There is a simple statistical measure that can make the point: the dollar, euro or yen value of the economies in question — that is to say nominal gross domestic product. In our current predicament with large debt overhangs everywhere holding back economic activity, there is a sense in which policymaking should be easy. NGDP could expand either because of inflation or real growth, but either way faster NGDP growth would be a good thing. If it doesn’t directly reflect greater production of goods on services it helps reduce the debt burden that is limiting the growth of such production. The chart below shows the rate of year-on-year NGDP growth in four economies. The main observation to make is that in the eurozone and Japan, whose central banks have redoubled their stimulus efforts in recent years, NGDP growth has duly picked up. In the US and the UK, where central banks have stood still or moved to tighten, it has been slowing since early 2014.

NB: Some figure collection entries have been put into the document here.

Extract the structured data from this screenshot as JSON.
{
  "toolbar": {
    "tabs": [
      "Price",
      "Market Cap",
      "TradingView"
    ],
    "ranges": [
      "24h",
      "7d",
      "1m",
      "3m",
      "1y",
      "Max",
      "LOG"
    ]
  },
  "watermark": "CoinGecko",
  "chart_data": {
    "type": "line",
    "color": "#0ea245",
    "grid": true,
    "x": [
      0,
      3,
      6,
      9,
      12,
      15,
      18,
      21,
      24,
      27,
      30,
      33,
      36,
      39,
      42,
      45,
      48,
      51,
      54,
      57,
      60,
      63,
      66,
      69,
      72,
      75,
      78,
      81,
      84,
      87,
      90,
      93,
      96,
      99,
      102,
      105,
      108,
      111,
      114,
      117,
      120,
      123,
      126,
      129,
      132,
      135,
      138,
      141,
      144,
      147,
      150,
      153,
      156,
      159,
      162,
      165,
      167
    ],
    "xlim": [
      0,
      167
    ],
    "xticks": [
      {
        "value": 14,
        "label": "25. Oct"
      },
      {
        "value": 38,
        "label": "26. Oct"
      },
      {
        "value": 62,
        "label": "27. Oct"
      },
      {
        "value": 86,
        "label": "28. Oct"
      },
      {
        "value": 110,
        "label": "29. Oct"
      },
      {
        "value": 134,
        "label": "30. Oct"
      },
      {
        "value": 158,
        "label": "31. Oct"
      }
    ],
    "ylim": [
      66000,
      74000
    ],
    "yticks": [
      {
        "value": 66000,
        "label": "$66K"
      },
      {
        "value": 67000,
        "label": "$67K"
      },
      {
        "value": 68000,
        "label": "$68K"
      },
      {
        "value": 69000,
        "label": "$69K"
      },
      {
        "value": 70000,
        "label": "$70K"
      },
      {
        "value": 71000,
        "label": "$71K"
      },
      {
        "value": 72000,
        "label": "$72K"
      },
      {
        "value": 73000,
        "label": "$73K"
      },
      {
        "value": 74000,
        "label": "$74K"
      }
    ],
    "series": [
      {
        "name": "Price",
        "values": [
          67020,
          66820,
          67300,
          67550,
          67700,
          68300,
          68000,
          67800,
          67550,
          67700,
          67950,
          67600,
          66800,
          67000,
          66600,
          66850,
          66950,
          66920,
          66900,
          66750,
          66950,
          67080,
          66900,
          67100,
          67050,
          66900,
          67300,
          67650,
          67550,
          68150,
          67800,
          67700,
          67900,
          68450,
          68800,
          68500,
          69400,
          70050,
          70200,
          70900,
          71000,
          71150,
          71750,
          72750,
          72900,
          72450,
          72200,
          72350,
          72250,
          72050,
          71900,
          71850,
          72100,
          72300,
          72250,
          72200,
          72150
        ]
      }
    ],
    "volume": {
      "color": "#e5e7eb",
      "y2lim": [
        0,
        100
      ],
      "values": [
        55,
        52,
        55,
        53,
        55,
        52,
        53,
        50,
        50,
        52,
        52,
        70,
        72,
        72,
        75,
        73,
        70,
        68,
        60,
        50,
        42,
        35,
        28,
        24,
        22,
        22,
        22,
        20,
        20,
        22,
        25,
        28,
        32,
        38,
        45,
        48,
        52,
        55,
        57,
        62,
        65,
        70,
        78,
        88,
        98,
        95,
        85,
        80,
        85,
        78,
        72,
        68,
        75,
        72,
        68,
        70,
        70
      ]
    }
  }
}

Monetary policy works and monetary policymakers know it. Which raises the question why do they not do more? That goes for all the main central banks. As Brad DeLong puts it in the US case: “If you had told the Federal Reserve at the start of last December that 2015Q4, 2016Q1, and 2016Q2 were going to come in at 0.9%, 0.8%, and 1.2%, respectively, a rational Fed would not only have not raised interest rates in December, they would have announced that they would not even think of raising interest rates until well into 2017, and they would have started looking for more things they could do that would safely boost demand.” And if that is true, surely they too should now aim to loosen further rather than tighten.

Again, what they really need to do is change the policy regime.  Their current discretionary approach will not work once the next recession arrives. It would be nice if they put NGDPLT in place right now.  Fix the roof while the sun is still shining.

PS.  Now watch everyone skip over my post, and comment on (Trump supporter) Newt Gingrich now saying that Trump is even more unacceptable than Hillary.

PPS.  Maybe Trump is a closet Libertarian.  He knew that Gary Johnson’s only chance of winning was if Trump got the GOP nomination, and then went down in flames.  The master plan is for Trump to pull out of the race in late October, and endorse Johnson.  Republican Hillary voters that were holding their nose will then swing to Johnson/Weld, once Trump has no chance.  Add together Trump voters, Johnson voters, and people supporting Hillary only because they hate Trump, and you might reach 50%.  A Libertarian President!

In my dreams.

PPPS.  Yes, I know, a Johnson/Weld America would be a nightmarish place, where every bakery was forced to carry Nazi wedding cakes.